It's a drink which has become synonymous with a healthy lifestyle - but is green tea the magical potion many health sites would have us believe? Green tea has been popular in China for centuries, and has been used in traditional Chinese medicine to treat a number of health issues - including depression.
Its virtues have also been extolled by celebrities and so-called health experts for a number of reasons. These include its ability to help weight-loss, as well as containing antioxidants which are believed to help combat different types of cancer, heart disease and Alzheimer's. Given these claims, it's easy to see green tea as sort of magical elixir.
1. Green tea and weight loss
Green tea contains B vitamins, folate (naturally occurring folic acid), manganese, potassium, magnesium, caffeine and other antioxidants, such as catechins. It's catechins - along with green tea's naturally occurring caffeine - which are thought to help the body burn more calories.
Weight-loss products containing green tea have a higher concentration of catechins and caffeine than the typical green tea beverage. However, there's some bad news. A review from 2012 of 18 studies involving 1,945 people found no significant effect of weight loss from drinking green tea.

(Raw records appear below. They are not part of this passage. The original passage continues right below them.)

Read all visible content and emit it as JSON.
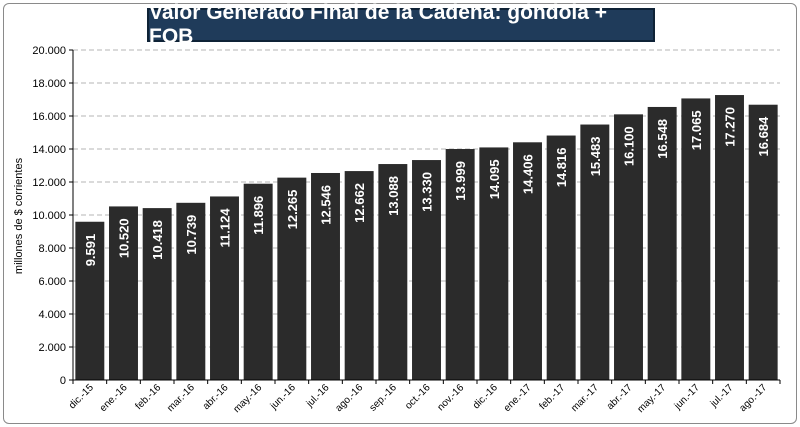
{
  "chart_data": {
    "type": "bar",
    "title": "Valor Generado Final de la Cadena: góndola + FOB",
    "ylabel": "millones de $ corrientes",
    "xlabel": "",
    "ylim": [
      0,
      20000
    ],
    "yticks": [
      0,
      2000,
      4000,
      6000,
      8000,
      10000,
      12000,
      14000,
      16000,
      18000,
      20000
    ],
    "ytick_labels": [
      "0",
      "2.000",
      "4.000",
      "6.000",
      "8.000",
      "10.000",
      "12.000",
      "14.000",
      "16.000",
      "18.000",
      "20.000"
    ],
    "grid": true,
    "legend": "none",
    "bar_color": "#2b2b2b",
    "label_color": "#ffffff",
    "title_bg": "#1f3b5a",
    "categories": [
      "dic.-15",
      "ene.-16",
      "feb.-16",
      "mar.-16",
      "abr.-16",
      "may.-16",
      "jun.-16",
      "jul.-16",
      "ago.-16",
      "sep.-16",
      "oct.-16",
      "nov.-16",
      "dic.-16",
      "ene.-17",
      "feb.-17",
      "mar.-17",
      "abr.-17",
      "may.-17",
      "jun.-17",
      "jul.-17",
      "ago.-17"
    ],
    "values": [
      9591,
      10520,
      10418,
      10739,
      11124,
      11896,
      12265,
      12546,
      12662,
      13088,
      13330,
      13999,
      14095,
      14406,
      14816,
      15483,
      16100,
      16548,
      17065,
      17270,
      16684
    ],
    "value_labels": [
      "9.591",
      "10.520",
      "10.418",
      "10.739",
      "11.124",
      "11.896",
      "12.265",
      "12.546",
      "12.662",
      "13.088",
      "13.330",
      "13.999",
      "14.095",
      "14.406",
      "14.816",
      "15.483",
      "16.100",
      "16.548",
      "17.065",
      "17.270",
      "16.684"
    ]
  }
}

2. Green tea and cholesterol
Thanks again to the catechins, in a reputable review from 2013 of 11 studies involving 821 people, it was found daily consumption of green and black tea (as a drink or a capsule) could help lower cholesterol and blood pressure.
It's important to note, however, that the authors of the study pointed out the trials were short-term, and cautioned longer-term trials would be needed to substantiate their findings. These were back up by an earlier review in 2011, which found drinking green tea enriched with catechins led to a small reduction in cholesterol, a main cause of heart disease and stroke.
Though no one could say for certain how much green tea a person would need to drink to reap the benefits.
3. Green tea and cancer
On this the NHS is clear. There is no evidence drinking green tea protects against different types of cancer.